Recently, I cooked up four pounds of hamburger. For the inquiring mind, I have heard that you can put raw hamburger in your jars but that the texture is off – kind of like the nasty little bits of meat you get in SpaghettiOs. Shudder. So, I cook my hamburger first!

Start by cooking your hamburger

I saw this hamburger chopper on a You Tube video and was intrigued enough to buy it. It works so much better than a spatula to break up ground meat while you’re cooking it.

Once the meat is cooked, drain it, and rinse it with hot water (to remove more of the grease), especially if you are using a grade of 80/20 or below. Then it’s ready for the jars.
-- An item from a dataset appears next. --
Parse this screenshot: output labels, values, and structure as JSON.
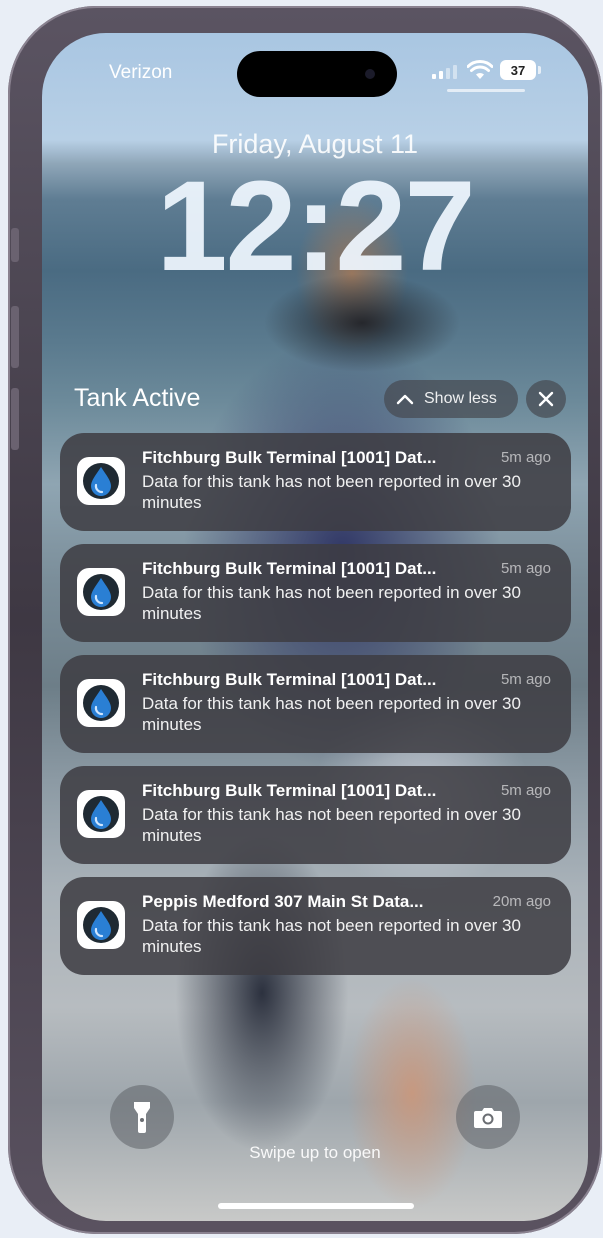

Pack the meat into the jars

Pack the cooked meat into the jars. Add boiling water, leaving 1″ headspace. There are other things you can add (for example, meat broth or tomato juice) but I prefer the water as the other options didn’t add enough to the finished product to warrant the added expense.

Remove the air bubbles and adjust the amount of meat and/or water as needed to maintain the 1″ headspace. Add 1/2 teaspoon salt per pint jar (1 teaspoon per quart jar). Wipe the rims with a paper towel dampened with a little white vinegar (it does better than water to cut through any stray greasiness).

Remove bubbles, leaving 1″ headspace

Put on the lids and rings and put them into your pressure canner.

Bring the canner up to pressure and then process for 75 minutes. Leave the canner sealed until the pressure has release naturally – at least another hour.

The finished product

I got 5 pints out of four pounds of hamburger. That works out to just under 1 pound of hamburger per pint. That’s the perfect amount for tacos, casseroles, soups, stews, or anything asking for a pound of cooked ground beef.

Now, anytime I need a quick meal, these are waiting for me. No defrosting necessary.